# Should I do it?? Some questions



## rammerjammer (Dec 4, 2011)

I'm sure these probably get asked dozens of times on here but here they go.

Just a short background. I'm 23 and just received my bachelors in Hydrology/Water Resources. I have 3 good friends that are from there, 2 of which moved back. I wanted to ask these questions on here to get an unbiased opinion.

1) Would it be hard to get a job there? More specifically Cape Town. 

2) I have a pretty good handle on Afrikaans but am no means a master, can I get by without know it good? and would it be possible to get a job without knowing it or Xhosa or somethng like that.

3) Other than Cape Town where are the good places to live? My friends live in Bloem, Rustenburg and Centurion. I dont think Blem and Rustenburg are really where I'm looking to live. Is there like a South African version of Dallas??

4) What is the REAL truth about the crime?? My friends tell me its not as bad as people make it out to be, you just have to be very vigilant, but then you read the news (which cant always be trusted)
and its like its the end of the world.

5) Would I be able to live comfortably in a nice area? I have a fair amount of money saved up and would be able to add that on top of my expected salary. I just dont want to live in a not-so-hot area.

6) Would I be able to get a job in my field or will the affirmative action law prevent me from even getting a job??

Is this a good idea to move? I'm pretty spontanious but this would by far be the wildest thing, I just wan to do it while im young. 

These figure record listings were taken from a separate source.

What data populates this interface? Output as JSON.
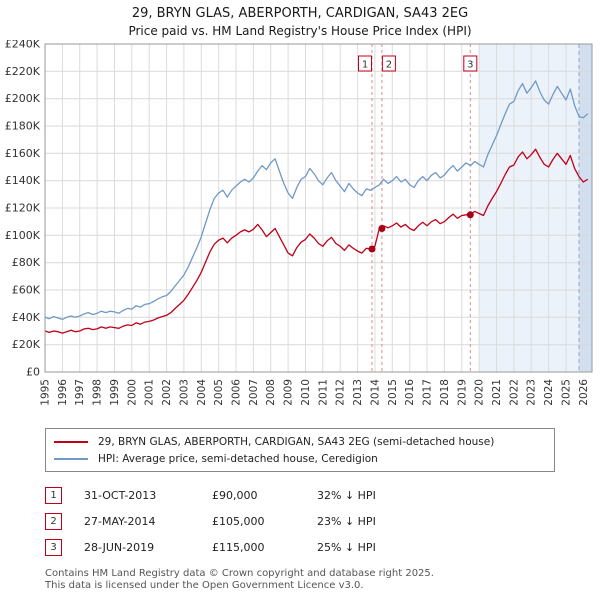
{
  "title": "29, BRYN GLAS, ABERPORTH, CARDIGAN, SA43 2EG",
  "subtitle": "Price paid vs. HM Land Registry's House Price Index (HPI)",
  "chart_data": {
    "type": "line",
    "x_start": 1995,
    "x_end": 2026.5,
    "ylim": [
      0,
      240000
    ],
    "y_tick_step": 20000,
    "grid": true,
    "legend_position": "bottom",
    "y_tick_labels": [
      "£0",
      "£20K",
      "£40K",
      "£60K",
      "£80K",
      "£100K",
      "£120K",
      "£140K",
      "£160K",
      "£180K",
      "£200K",
      "£220K",
      "£240K"
    ],
    "x_tick_labels": [
      "1995",
      "1996",
      "1997",
      "1998",
      "1999",
      "2000",
      "2001",
      "2002",
      "2003",
      "2004",
      "2005",
      "2006",
      "2007",
      "2008",
      "2009",
      "2010",
      "2011",
      "2012",
      "2013",
      "2014",
      "2015",
      "2016",
      "2017",
      "2018",
      "2019",
      "2020",
      "2021",
      "2022",
      "2023",
      "2024",
      "2025",
      "2026"
    ],
    "shaded_regions": [
      {
        "start": 2020,
        "end": 2026.5,
        "color": "#dce7f6",
        "opacity": 0.55
      },
      {
        "start": 2025.75,
        "end": 2026.5,
        "color": "#c9d9ef",
        "opacity": 0.8
      }
    ],
    "current_date_line": {
      "x": 2025.75,
      "color": "#8fa8d0"
    },
    "marker_line_color": "#d98c8c",
    "marker_box_border": "#c00018",
    "series": [
      {
        "name": "29, BRYN GLAS, ABERPORTH, CARDIGAN, SA43 2EG (semi-detached house)",
        "color": "#c00018",
        "x_first": 1995,
        "x_step": 0.25,
        "values": [
          30000,
          29000,
          30000,
          29500,
          28500,
          29500,
          30500,
          29500,
          30000,
          31500,
          32000,
          31000,
          31500,
          33000,
          32000,
          33000,
          32500,
          32000,
          33500,
          34500,
          34000,
          36000,
          35000,
          36500,
          37000,
          38000,
          39500,
          40500,
          41500,
          43500,
          46500,
          49500,
          52500,
          57000,
          62000,
          67000,
          73000,
          80500,
          88000,
          93500,
          96500,
          98000,
          94500,
          98000,
          100000,
          102500,
          104000,
          102500,
          104500,
          108000,
          104000,
          99000,
          102000,
          105000,
          99000,
          93000,
          87000,
          85000,
          91000,
          95000,
          97000,
          101000,
          98000,
          94000,
          92000,
          96000,
          98500,
          94000,
          92000,
          89000,
          93000,
          90500,
          88500,
          87000,
          90500,
          90000,
          92000,
          105000,
          107000,
          105500,
          107000,
          109000,
          106000,
          108000,
          105000,
          103500,
          107000,
          109500,
          107000,
          110000,
          111500,
          108500,
          110000,
          113000,
          115500,
          112500,
          114500,
          115000,
          115500,
          117500,
          116000,
          114500,
          121500,
          127000,
          132000,
          138000,
          144500,
          150000,
          151500,
          157500,
          161000,
          156000,
          159000,
          163000,
          157000,
          152000,
          150000,
          155500,
          160000,
          156000,
          152000,
          158500,
          149000,
          143000,
          139000,
          141000
        ]
      },
      {
        "name": "HPI: Average price, semi-detached house, Ceredigion",
        "color": "#7099c7",
        "x_first": 1995,
        "x_step": 0.25,
        "values": [
          40000,
          39000,
          40500,
          39500,
          38500,
          40000,
          41000,
          40000,
          41000,
          42500,
          43500,
          42000,
          43000,
          44500,
          43500,
          44500,
          44000,
          43000,
          45000,
          46500,
          46000,
          48500,
          47500,
          49500,
          50000,
          51500,
          53500,
          55000,
          56000,
          59000,
          63000,
          67000,
          71000,
          77000,
          84000,
          91000,
          99000,
          109000,
          119000,
          127000,
          131000,
          133000,
          128000,
          133000,
          136000,
          139000,
          141000,
          139000,
          142000,
          147000,
          151000,
          148000,
          153000,
          156000,
          147000,
          138000,
          131000,
          127000,
          135000,
          141000,
          143000,
          149000,
          145000,
          140000,
          137000,
          142000,
          146000,
          140000,
          136000,
          132000,
          138000,
          134000,
          131000,
          129000,
          134000,
          133000,
          135000,
          137000,
          141000,
          138000,
          140000,
          143000,
          139000,
          141000,
          137000,
          135000,
          140000,
          143000,
          140000,
          144000,
          146000,
          142000,
          144000,
          148000,
          151000,
          147000,
          150000,
          153000,
          151000,
          154000,
          152000,
          150000,
          159000,
          166000,
          173000,
          181000,
          189000,
          196000,
          198000,
          206000,
          211000,
          204000,
          208000,
          213000,
          205000,
          199000,
          196000,
          203000,
          209000,
          204000,
          199000,
          207000,
          195000,
          187000,
          186000,
          189000
        ]
      }
    ],
    "markers": [
      {
        "label": "1",
        "x": 2013.83,
        "value": 90000,
        "box_dx": -7
      },
      {
        "label": "2",
        "x": 2014.4,
        "value": 105000,
        "box_dx": 7
      },
      {
        "label": "3",
        "x": 2019.49,
        "value": 115000,
        "box_dx": 0
      }
    ]
  },
  "legend": {
    "items": [
      {
        "label": "29, BRYN GLAS, ABERPORTH, CARDIGAN, SA43 2EG (semi-detached house)",
        "color": "#c00018"
      },
      {
        "label": "HPI: Average price, semi-detached house, Ceredigion",
        "color": "#7099c7"
      }
    ]
  },
  "transactions": [
    {
      "num": "1",
      "date": "31-OCT-2013",
      "price": "£90,000",
      "hpi_diff": "32% ↓ HPI"
    },
    {
      "num": "2",
      "date": "27-MAY-2014",
      "price": "£105,000",
      "hpi_diff": "23% ↓ HPI"
    },
    {
      "num": "3",
      "date": "28-JUN-2019",
      "price": "£115,000",
      "hpi_diff": "25% ↓ HPI"
    }
  ],
  "footer": {
    "line1": "Contains HM Land Registry data © Crown copyright and database right 2025.",
    "line2": "This data is licensed under the Open Government Licence v3.0."
  }
}
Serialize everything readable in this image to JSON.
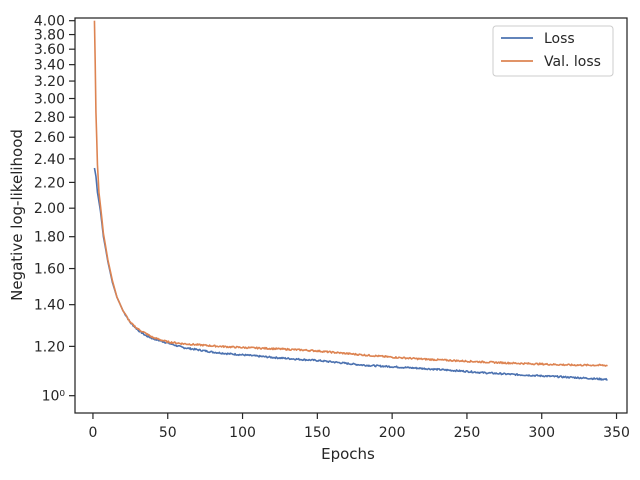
{
  "chart_data": {
    "type": "line",
    "xlabel": "Epochs",
    "ylabel": "Negative log-likelihood",
    "xlim": [
      -12,
      357
    ],
    "ylim": [
      0.938,
      4.04
    ],
    "yscale": "log",
    "grid": false,
    "legend_position": "top-right",
    "x_ticks": [
      0,
      50,
      100,
      150,
      200,
      250,
      300,
      350
    ],
    "x_tick_labels": [
      "0",
      "50",
      "100",
      "150",
      "200",
      "250",
      "300",
      "350"
    ],
    "y_ticks": [
      1.0,
      1.2,
      1.4,
      1.6,
      1.8,
      2.0,
      2.2,
      2.4,
      2.6,
      2.8,
      3.0,
      3.2,
      3.4,
      3.6,
      3.8,
      4.0
    ],
    "y_tick_labels": [
      "10⁰",
      "1.20",
      "1.40",
      "1.60",
      "1.80",
      "2.00",
      "2.20",
      "2.40",
      "2.60",
      "2.80",
      "3.00",
      "3.20",
      "3.40",
      "3.60",
      "3.80",
      "4.00"
    ],
    "series": [
      {
        "name": "Loss",
        "color": "#4c72b0",
        "x": [
          1,
          2,
          3,
          5,
          7,
          10,
          13,
          16,
          20,
          25,
          30,
          35,
          40,
          45,
          50,
          60,
          70,
          80,
          90,
          100,
          120,
          140,
          150,
          160,
          180,
          200,
          220,
          240,
          250,
          260,
          280,
          300,
          320,
          330,
          340,
          344
        ],
        "y": [
          2.32,
          2.25,
          2.12,
          1.98,
          1.8,
          1.64,
          1.52,
          1.44,
          1.37,
          1.31,
          1.275,
          1.25,
          1.235,
          1.225,
          1.215,
          1.195,
          1.185,
          1.175,
          1.168,
          1.163,
          1.152,
          1.143,
          1.139,
          1.133,
          1.12,
          1.113,
          1.106,
          1.098,
          1.094,
          1.089,
          1.082,
          1.076,
          1.07,
          1.067,
          1.063,
          1.062
        ]
      },
      {
        "name": "Val. loss",
        "color": "#dd8452",
        "x": [
          1,
          2,
          3,
          4,
          5,
          7,
          10,
          13,
          16,
          20,
          25,
          30,
          35,
          40,
          45,
          50,
          60,
          70,
          80,
          90,
          100,
          120,
          140,
          150,
          160,
          180,
          200,
          220,
          240,
          250,
          260,
          280,
          300,
          320,
          340,
          344
        ],
        "y": [
          4.0,
          2.85,
          2.35,
          2.12,
          2.02,
          1.82,
          1.65,
          1.53,
          1.44,
          1.37,
          1.31,
          1.28,
          1.26,
          1.24,
          1.23,
          1.22,
          1.212,
          1.207,
          1.202,
          1.198,
          1.195,
          1.19,
          1.184,
          1.18,
          1.174,
          1.163,
          1.153,
          1.145,
          1.139,
          1.136,
          1.133,
          1.128,
          1.124,
          1.12,
          1.119,
          1.118
        ]
      }
    ]
  }
}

I'm sure there will be more but ill leave those for now. Thanks ya'll!


----------



## Johanna (Apr 13, 2009)

You do not need to speak or know Afrikaans. 
I would suggest a google search on the job situation.
Crime is bad in many areas, not everywhere though.
On where to live: Do you like the mountains, the ocean, wild life or what type of area do you prefer? Night life important to you?


----------